Dependent upon rainfall, the Caher River, is only some fifteen hundred metres north-east; this river can sink quite a distance upstream, disappearing from the lower reaches. This compares with the distance and altitude of Pluais Gabhar; being two and a half kilometres south-east and 265m higher. Chert artefacts were found at the encampments; chert beds are exposed on the mountainside; normal nomadic scouring of the mountainsides would discover such resources.
Observations show some amount of water flow is always present flowing in Pluais Gabhar. Suggesting little has changed to the shape, and depth of the depression, or the entrance, since the Ice Age. Now suggested as terminating some 14000 years ago: the southern Mesolithic encampment at Fanore dated a thousand years older than the northern, around (6/7000BCE).
The Axe sits upon a very slightly raised area, on a slight, even slope of course silt/granular sedimentary material; sloping toward the open rift which accesses the streamway, some two metres below. The axe is aligned along magnetic bearing 302°. The True bearing of the depression toward Halliday’s Hole is 175°.

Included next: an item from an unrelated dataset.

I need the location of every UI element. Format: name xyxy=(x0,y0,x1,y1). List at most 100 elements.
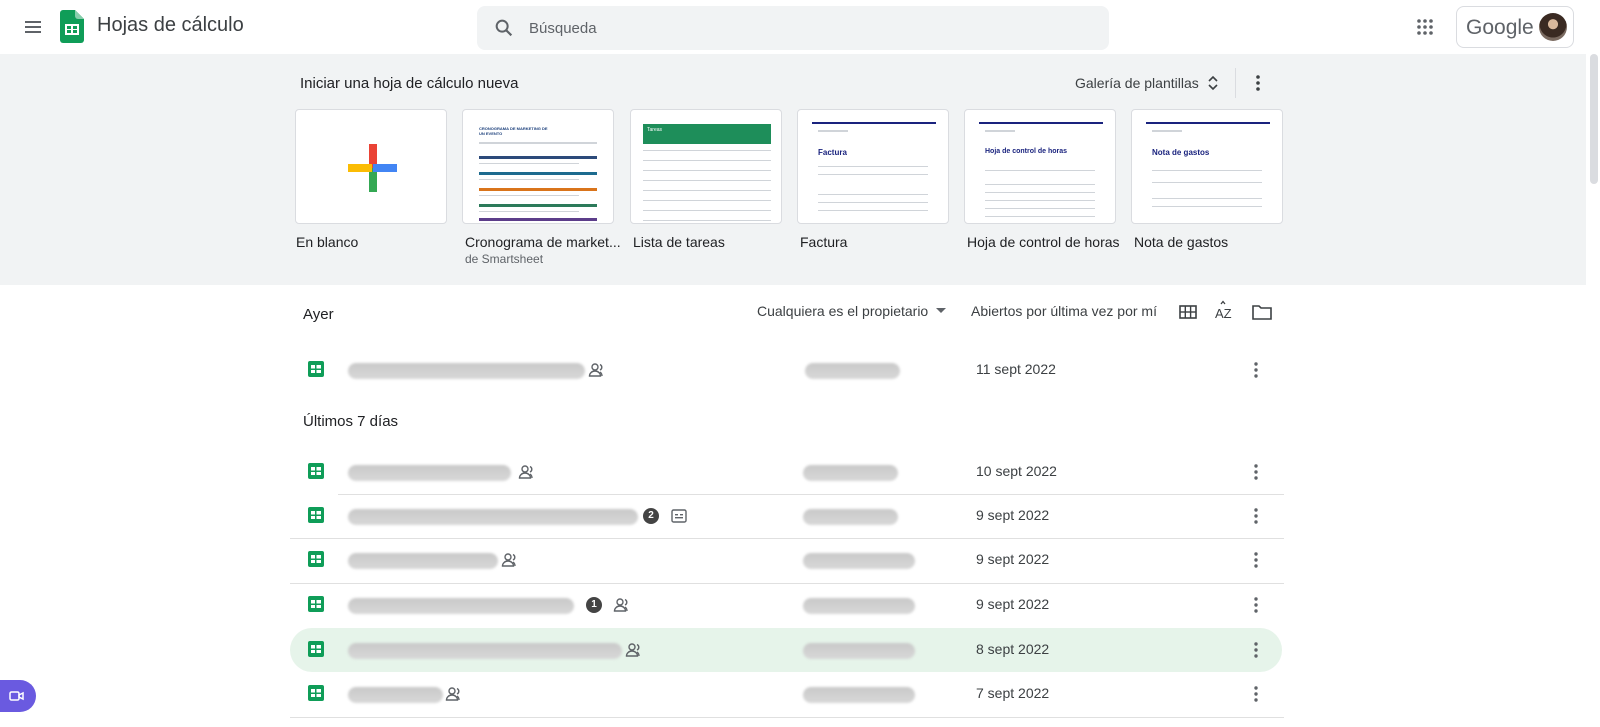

Potential water sources upon the mountainside, today, are obscured by heather and other forms of dense ground cover. The largest noted in this area is Halliday’s Hole. But, it is likely this depression is a relatively recent occurrence. The only other water sources may have been the stream which surfaces for a short distance to then sink at the Holy Well; some five hundred metres to the east-north-east.
Evidence of recent rainfall was noted adjacent the entrance, two once, small muddy areas are now clean washed. Took photos of the rift and along it to the stream, showing pooled water in in the entrance rift. Satisfied with just photos for the moment. Walked back in heavy showers.
Stone axe; ranging rod in 0.1 metre sections
Photo: Pat Cronin
View north of stone axe on shelf
Photo: Pat Cronin
28th March Animal Flower Cave, Barbados
James Cobbett & Celia Purkiss
A tourist cave on the north coast of Barbados. Down eighteen steps to a sea cave, maybe ten feet above current sea-level, pounded out by the waves in re-cemented coral fragments, some millennia back, when Barbados was lower in the sea than now. Total length maybe one hundred feet, time circa 30 minutes.